Halsband vs. Geschirr

Nicht nur, sondern auch 

Halsbänder und Geschirre für Hunde sind heute in einer Vielzahl auf dem Markt erhältlich. Die Frage, was besser ist, wird zunehmend zu einer Glaubensfrage. SPORTHUND stellt die wichtigsten Modelle vor und worauf bei Anschaffung und im Alltag zu achten ist.

Farben für jeden Geschmack, unterschiedliche Breiten, verschiedene Materialien, mit Strass, Aufdruck oder lieber ohne: da fällt die Auswahl nicht leicht. Manch Hundebesitzer könnte überfordert sein, wenn der Vierbeiner ein neues Halsband braucht. „Das allerwichtigste ist, dass es den Hund nicht stört und ihm gut passt“, weiß Eva Dostler. Die 33-Jährige ist Hundephysiotherapeutin und betreibt eine eigene Praxis im osthessischen Kirchheim. Dort behandelt sie Haushunde ebenso wie Sporthunde oder Diensthunde von Polizei, Zoll oder Bundeswehr. Sie kennt die Probleme, die durch ungeeignetes Equipment entstehen können, nur zu gut.  

Einem zu großen Halsband kann sich der Hund durch einen schnellen Ruck mit dem Kopf einfach entwinden oder darin hängenbleiben, ein zu kleines Halsband drückt und reibt. Die richtige Weite hat es, wenn sich noch zwei Finger zwischen das Halsband und den Hals des Hundes schieben lassen. Ebenso wichtig ist, dass das Halsband zur Statur des Hundes passt. So sind beispielsweise für den langen Hals eines Windhundes oder den breiten Nacken einer Bulldogge breite Modelle besser geeignet. Denn: „Je breiter das Hundehalsband, desto weniger drückt es auf den Hals. Dort befinden sich wichtige Organe wie Schilddrüse, Kehlkopf, Luftröhre und die großen Halsgefäße“, erklärt Dostler. Deshalb sollte an dieser empfindlichen Stelle nichts reiben oder einschneiden. Bei guten Halsbändern ist der D-Ring für die Marke deshalb zusätzlich unterfüttert, außerdem ist der Verschluss am besten im Nacken angebracht, wo sich auch der Befestigungsring für die Leine befindet. „Ansonsten könnte die Schnalle oder der Klickverschluss den Druck auf den Kehlkopf zusätzlich verstärken, falls der angeleinte Hund stark zieht. Das ist nicht angenehm“, weiß Dostler. Reflektorstreifen oder gravierbare Metallplatten sind zusätzliche praktische Gimmicks eines Halsbandes.  
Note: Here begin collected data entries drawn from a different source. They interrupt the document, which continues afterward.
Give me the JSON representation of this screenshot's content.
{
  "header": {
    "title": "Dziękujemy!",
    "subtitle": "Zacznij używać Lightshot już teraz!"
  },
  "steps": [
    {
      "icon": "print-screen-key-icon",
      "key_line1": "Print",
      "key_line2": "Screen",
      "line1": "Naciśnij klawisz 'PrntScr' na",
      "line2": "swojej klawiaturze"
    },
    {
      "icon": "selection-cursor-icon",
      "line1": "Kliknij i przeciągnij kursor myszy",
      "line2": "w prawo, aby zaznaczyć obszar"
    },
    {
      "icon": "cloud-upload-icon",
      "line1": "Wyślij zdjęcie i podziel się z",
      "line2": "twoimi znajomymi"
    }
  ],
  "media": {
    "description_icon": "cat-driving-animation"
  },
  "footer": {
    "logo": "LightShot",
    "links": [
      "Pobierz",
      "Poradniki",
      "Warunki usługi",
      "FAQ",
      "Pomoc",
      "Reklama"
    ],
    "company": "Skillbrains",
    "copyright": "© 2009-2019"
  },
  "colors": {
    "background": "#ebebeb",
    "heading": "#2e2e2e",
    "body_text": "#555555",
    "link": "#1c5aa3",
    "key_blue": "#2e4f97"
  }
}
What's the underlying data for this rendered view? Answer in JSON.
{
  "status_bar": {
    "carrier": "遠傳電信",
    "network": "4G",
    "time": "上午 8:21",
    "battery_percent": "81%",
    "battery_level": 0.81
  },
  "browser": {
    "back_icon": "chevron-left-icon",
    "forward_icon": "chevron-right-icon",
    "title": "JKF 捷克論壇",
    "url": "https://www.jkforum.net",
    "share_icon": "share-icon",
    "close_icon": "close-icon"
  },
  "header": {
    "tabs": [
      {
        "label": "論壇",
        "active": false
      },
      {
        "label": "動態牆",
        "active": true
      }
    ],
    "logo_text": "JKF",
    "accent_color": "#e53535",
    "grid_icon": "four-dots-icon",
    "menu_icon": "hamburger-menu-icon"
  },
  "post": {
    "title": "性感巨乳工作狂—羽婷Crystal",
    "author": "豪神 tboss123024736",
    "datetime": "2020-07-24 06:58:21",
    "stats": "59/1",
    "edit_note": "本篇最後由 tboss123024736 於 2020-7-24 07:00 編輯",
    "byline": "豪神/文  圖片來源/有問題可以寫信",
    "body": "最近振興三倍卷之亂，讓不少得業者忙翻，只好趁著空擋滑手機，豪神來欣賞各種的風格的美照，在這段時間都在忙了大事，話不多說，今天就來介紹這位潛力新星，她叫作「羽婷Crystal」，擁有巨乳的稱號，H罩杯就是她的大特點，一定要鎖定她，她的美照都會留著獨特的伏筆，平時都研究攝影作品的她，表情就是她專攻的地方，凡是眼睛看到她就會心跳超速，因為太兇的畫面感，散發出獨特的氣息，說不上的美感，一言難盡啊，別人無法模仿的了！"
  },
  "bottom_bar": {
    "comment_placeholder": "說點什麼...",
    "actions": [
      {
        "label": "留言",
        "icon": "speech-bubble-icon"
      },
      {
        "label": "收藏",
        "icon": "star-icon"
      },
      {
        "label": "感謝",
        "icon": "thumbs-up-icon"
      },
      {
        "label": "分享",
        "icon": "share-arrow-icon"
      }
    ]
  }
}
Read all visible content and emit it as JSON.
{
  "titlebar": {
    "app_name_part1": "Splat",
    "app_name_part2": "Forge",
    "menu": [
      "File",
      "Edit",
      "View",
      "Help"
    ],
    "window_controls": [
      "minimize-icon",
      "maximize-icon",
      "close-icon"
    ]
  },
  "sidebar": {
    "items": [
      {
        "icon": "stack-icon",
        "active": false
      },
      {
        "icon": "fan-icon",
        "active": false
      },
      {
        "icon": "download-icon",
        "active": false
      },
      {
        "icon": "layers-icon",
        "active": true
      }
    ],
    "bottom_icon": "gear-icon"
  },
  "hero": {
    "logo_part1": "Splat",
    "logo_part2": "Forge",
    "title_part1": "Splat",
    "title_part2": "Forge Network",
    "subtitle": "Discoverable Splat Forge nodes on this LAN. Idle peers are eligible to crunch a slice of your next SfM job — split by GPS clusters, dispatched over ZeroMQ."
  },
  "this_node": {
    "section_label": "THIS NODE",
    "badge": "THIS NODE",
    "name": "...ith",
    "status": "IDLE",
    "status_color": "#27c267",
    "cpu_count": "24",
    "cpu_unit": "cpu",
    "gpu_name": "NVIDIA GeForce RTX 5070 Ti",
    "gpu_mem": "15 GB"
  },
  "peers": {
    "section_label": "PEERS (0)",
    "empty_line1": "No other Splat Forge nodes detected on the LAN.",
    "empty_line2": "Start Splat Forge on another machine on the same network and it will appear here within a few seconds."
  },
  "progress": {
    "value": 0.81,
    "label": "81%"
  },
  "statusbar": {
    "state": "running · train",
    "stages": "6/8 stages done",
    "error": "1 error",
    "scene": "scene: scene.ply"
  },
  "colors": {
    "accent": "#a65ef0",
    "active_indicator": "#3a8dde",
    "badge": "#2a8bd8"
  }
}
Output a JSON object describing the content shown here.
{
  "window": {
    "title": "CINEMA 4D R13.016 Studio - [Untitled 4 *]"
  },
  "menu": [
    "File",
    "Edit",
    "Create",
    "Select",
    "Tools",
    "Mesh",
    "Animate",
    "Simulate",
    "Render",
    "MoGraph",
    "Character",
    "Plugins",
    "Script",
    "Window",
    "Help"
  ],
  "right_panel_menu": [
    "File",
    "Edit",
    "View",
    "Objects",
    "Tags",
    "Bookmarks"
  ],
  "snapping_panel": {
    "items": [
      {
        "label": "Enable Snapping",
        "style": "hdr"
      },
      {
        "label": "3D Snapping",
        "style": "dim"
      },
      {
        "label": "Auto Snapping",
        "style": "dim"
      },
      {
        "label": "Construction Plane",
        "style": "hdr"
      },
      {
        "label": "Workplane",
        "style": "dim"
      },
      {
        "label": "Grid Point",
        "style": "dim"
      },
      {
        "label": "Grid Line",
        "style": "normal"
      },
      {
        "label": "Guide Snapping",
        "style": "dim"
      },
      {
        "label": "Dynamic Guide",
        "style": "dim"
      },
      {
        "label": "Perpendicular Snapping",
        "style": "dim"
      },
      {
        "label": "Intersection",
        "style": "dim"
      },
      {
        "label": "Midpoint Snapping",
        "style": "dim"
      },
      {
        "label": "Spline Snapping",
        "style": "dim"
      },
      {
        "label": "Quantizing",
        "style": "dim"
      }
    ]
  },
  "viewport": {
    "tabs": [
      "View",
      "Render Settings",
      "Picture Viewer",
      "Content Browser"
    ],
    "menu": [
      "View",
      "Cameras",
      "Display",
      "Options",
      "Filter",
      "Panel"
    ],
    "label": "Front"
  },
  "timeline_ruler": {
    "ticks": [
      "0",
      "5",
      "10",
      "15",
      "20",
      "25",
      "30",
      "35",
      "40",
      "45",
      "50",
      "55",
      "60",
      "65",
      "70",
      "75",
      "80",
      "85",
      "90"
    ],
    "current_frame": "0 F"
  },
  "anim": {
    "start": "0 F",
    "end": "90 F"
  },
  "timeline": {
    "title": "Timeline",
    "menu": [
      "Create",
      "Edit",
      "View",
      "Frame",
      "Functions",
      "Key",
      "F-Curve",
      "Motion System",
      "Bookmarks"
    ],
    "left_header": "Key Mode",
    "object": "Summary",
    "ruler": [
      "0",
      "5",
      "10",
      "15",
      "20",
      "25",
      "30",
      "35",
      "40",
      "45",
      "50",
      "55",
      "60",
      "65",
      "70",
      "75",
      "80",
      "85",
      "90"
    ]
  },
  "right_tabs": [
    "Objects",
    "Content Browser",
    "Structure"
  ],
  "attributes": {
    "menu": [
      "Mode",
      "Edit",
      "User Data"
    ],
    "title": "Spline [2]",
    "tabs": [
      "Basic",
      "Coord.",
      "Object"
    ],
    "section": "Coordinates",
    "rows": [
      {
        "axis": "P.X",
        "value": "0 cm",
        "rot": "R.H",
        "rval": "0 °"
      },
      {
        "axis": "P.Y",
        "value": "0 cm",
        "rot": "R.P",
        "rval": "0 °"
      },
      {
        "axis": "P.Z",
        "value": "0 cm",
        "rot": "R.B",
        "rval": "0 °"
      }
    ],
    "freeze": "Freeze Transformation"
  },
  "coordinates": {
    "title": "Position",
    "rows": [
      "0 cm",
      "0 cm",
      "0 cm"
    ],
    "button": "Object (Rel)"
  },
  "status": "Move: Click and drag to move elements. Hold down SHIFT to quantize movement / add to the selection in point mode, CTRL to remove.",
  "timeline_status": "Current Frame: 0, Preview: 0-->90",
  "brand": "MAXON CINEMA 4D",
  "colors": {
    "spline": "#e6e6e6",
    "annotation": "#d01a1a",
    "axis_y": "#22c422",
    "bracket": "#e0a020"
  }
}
Halsbänder sind oft Geschmacksache

Halsbänder für jeden Tag

Auch hinsichtlich des Materials ist die Auswahl groß. Lederhalsbänder sind robust und langlebig. Wie gute Schuhe werden sie mit der Zeit weicher und bekommen eine schöne Färbung. Allerdings sind sie für Hunde, die gerne Zeit viel im Wasser verbringen, nicht geeignet. Denn das Leder wird dadurch hart und brüchig. Für Wasserratten sind Halsbänder aus Nylon deshalb die bessere Wahl. Sie sind robust, leicht und farbecht und lassen sich teilweise sogar in der Waschmaschine reinigen. Kettenhalsbänder sind zwar robust und leicht zu reinigen, gleichzeitig aber auch hart und schwer. Sie schmiegen sich kaum an und können die Haare des Hundes schädigen. Im IGP-Sport allerdings sind sie gemäß der aktuellen PO des VDH Pflicht und seit Jahrzehnten verbreitet und besonders bei den Gebrauchshunderassen beliebt. I.d.R. werden diese Halsbänder auch nur für das Training oder die Gassirunde am Hund belassen.

Gute sitzende und bequeme Halsbänder kann der Hund dauerhaft tragen. „Es spricht nichts dagegen, es ihm stundenweise oder nachts auszuziehen. Aber immer dann, wenn er sich relativ frei bewegen kann und bei der Gassirunde auch mal von der Leine gelassen wird, sollte er es um den Hals haben“, rät Eva Dostler. Von der vielerorts geltenden Leinenpflicht abgesehen ist es ein Sicherheitsaspekt. Im Halsband stehen wichtige Informationen zum Hund, falls er mal ausbüchsen sollte: Steuermarke, Kontaktdaten oder der Hinweis auf Medikamente zum Beispiel. Zudem hat ein Halsband es Dostler erst letztens ermöglicht, einen fremden freilaufenden Hund sicher von der Bundesstraße zu führen.  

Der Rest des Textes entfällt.